I fell in love with curry of all types when an Indian buffet-style restaurant appeared in my hometown. I was a little hesitant, but the hubby insisted, and I am so glad I gave in because Indian cuisine is a hot mess of yum.
Even with years of sampling different dishes, the meals still manage to cause my eyes to water and my mouth to be at odds with itself. It can’t take more because it’s so freaking spicy, but it needs more because it’s so freaking delicious.
So how could I not try this super simple, one skillet meal for beef and potato curry?
It reminded me of making Hamburger Helper for dinner. Well, if Hamburger Helper made Indian-style meals and wasn’t so dull.
You can serve this beef and potato curry over rice or eat it as is since the potatoes provide the starch option to the meal. Or, scarf it down with a big hunk of Naan bread.

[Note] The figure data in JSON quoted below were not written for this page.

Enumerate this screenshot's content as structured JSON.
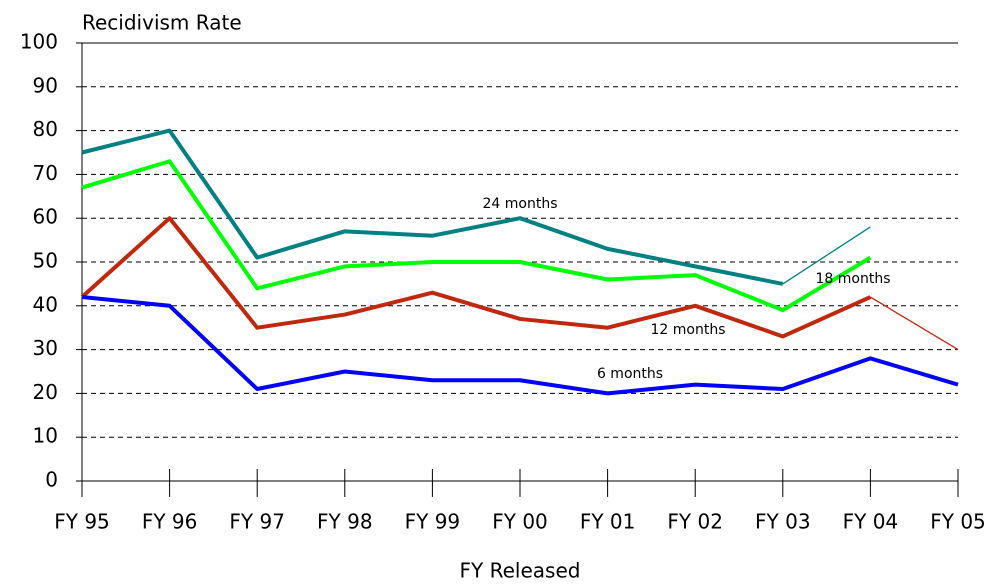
{
  "chart_data": {
    "type": "line",
    "y_label": "Recidivism Rate",
    "x_label": "FY Released",
    "categories": [
      "FY 95",
      "FY 96",
      "FY 97",
      "FY 98",
      "FY 99",
      "FY 00",
      "FY 01",
      "FY 02",
      "FY 03",
      "FY 04",
      "FY 05"
    ],
    "series": [
      {
        "name": "24 months",
        "color": "#008080",
        "values": [
          75,
          80,
          51,
          57,
          56,
          60,
          53,
          49,
          45,
          58,
          null
        ],
        "thin_last_segment": true
      },
      {
        "name": "18 months",
        "color": "#00ff00",
        "values": [
          67,
          73,
          44,
          49,
          50,
          50,
          46,
          47,
          39,
          51,
          null
        ],
        "thin_last_segment": false
      },
      {
        "name": "12 months",
        "color": "#c0280d",
        "values": [
          42,
          60,
          35,
          38,
          43,
          37,
          35,
          40,
          33,
          42,
          30
        ],
        "thin_last_segment": true
      },
      {
        "name": "6 months",
        "color": "#0000ff",
        "values": [
          42,
          40,
          21,
          25,
          23,
          23,
          20,
          22,
          21,
          28,
          22
        ],
        "thin_last_segment": false
      }
    ],
    "ylim": [
      0,
      100
    ],
    "yticks": [
      0,
      10,
      20,
      30,
      40,
      50,
      60,
      70,
      80,
      90,
      100
    ],
    "grid": true
  }
}
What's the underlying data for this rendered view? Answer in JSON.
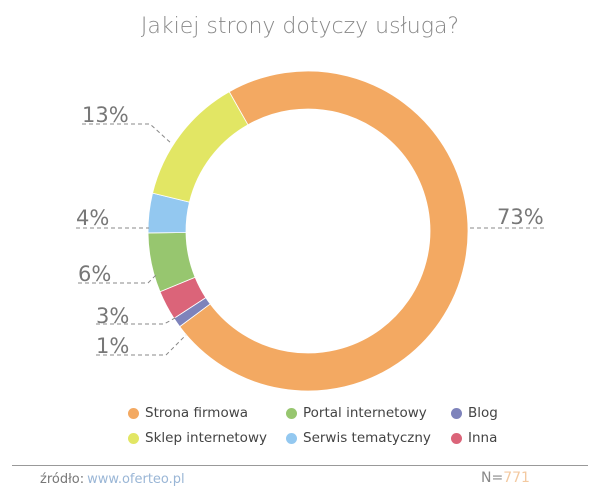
{
  "chart_data": {
    "type": "pie",
    "donut": true,
    "title": "Jakiej strony dotyczy usługa?",
    "slices": [
      {
        "name": "Strona firmowa",
        "value": 73,
        "label": "73%",
        "color": "#f3a962"
      },
      {
        "name": "Blog",
        "value": 1,
        "label": "1%",
        "color": "#7e83bb"
      },
      {
        "name": "Inna",
        "value": 3,
        "label": "3%",
        "color": "#db6479"
      },
      {
        "name": "Portal internetowy",
        "value": 6,
        "label": "6%",
        "color": "#97c66f"
      },
      {
        "name": "Serwis tematyczny",
        "value": 4,
        "label": "4%",
        "color": "#93c8f0"
      },
      {
        "name": "Sklep internetowy",
        "value": 13,
        "label": "13%",
        "color": "#e2e664"
      }
    ],
    "legend_order": [
      "Strona firmowa",
      "Portal internetowy",
      "Blog",
      "Sklep internetowy",
      "Serwis tematyczny",
      "Inna"
    ],
    "legend_placement": "bottom"
  },
  "footer": {
    "source_label": "źródło:",
    "source_link": "www.oferteo.pl",
    "n_label": "N=",
    "n_value": "771"
  }
}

What are you waiting for if you have yet to jump aboard the Indian-cuisine bandwagon? Take the plunge and make this curry!
Simple Beef and Potato Curry Recipe
Ingredients
- 2 tablespoons vegetable oil
- 2 teaspoons garlic
- 2 teaspoons ground ginger
- 1 ½ tablespoons curry powder
- 1 teaspoon turmeric
- 1 pound ground beef (minced beef)
- 2 small potatoes - peeled and cubed
- 1 cup beef stock (beef broth or beef bouillon)

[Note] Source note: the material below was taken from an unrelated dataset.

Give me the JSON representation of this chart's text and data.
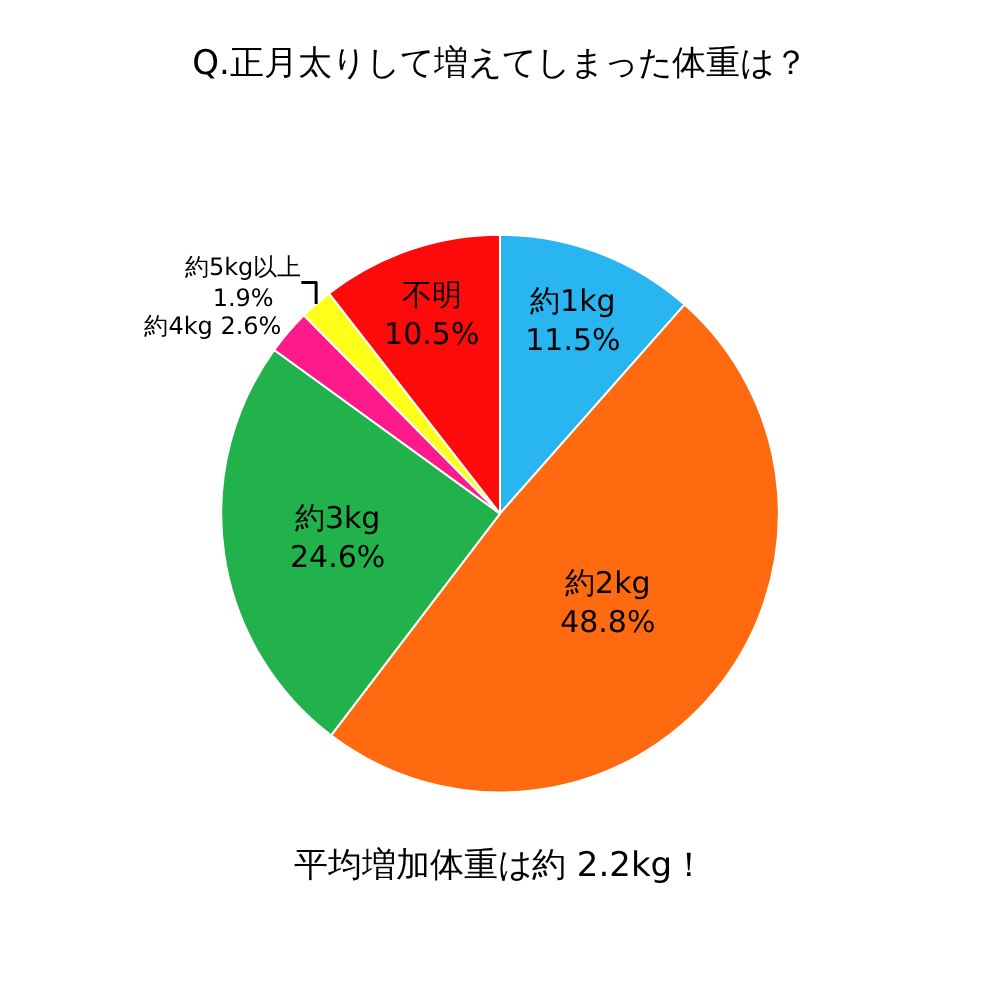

- 1 teaspoon all purpose flour (plain flour Australia and UK)
- ½ pound peas - frozen
Instructions
- Heat a large skillet over medium/high heat. Add garlic and let cook for about 30 seconds, until fragrant.
- Stir in ginger, curry powder, and turmeric, and cook for 1 to 2 minutes, constantly stirring until well combined.
- Add ground beef and brown in skillet.
- Once the meat is cooked, add potatoes, broth and flour to the skillet and stir. Let skillet simmer for about 15 minutes or until potatoes and most of the liquid are absorbed.
- Stir in frozen peas and heat through. Add salt to taste, if needed.
- Serve over white rice or with naan bread.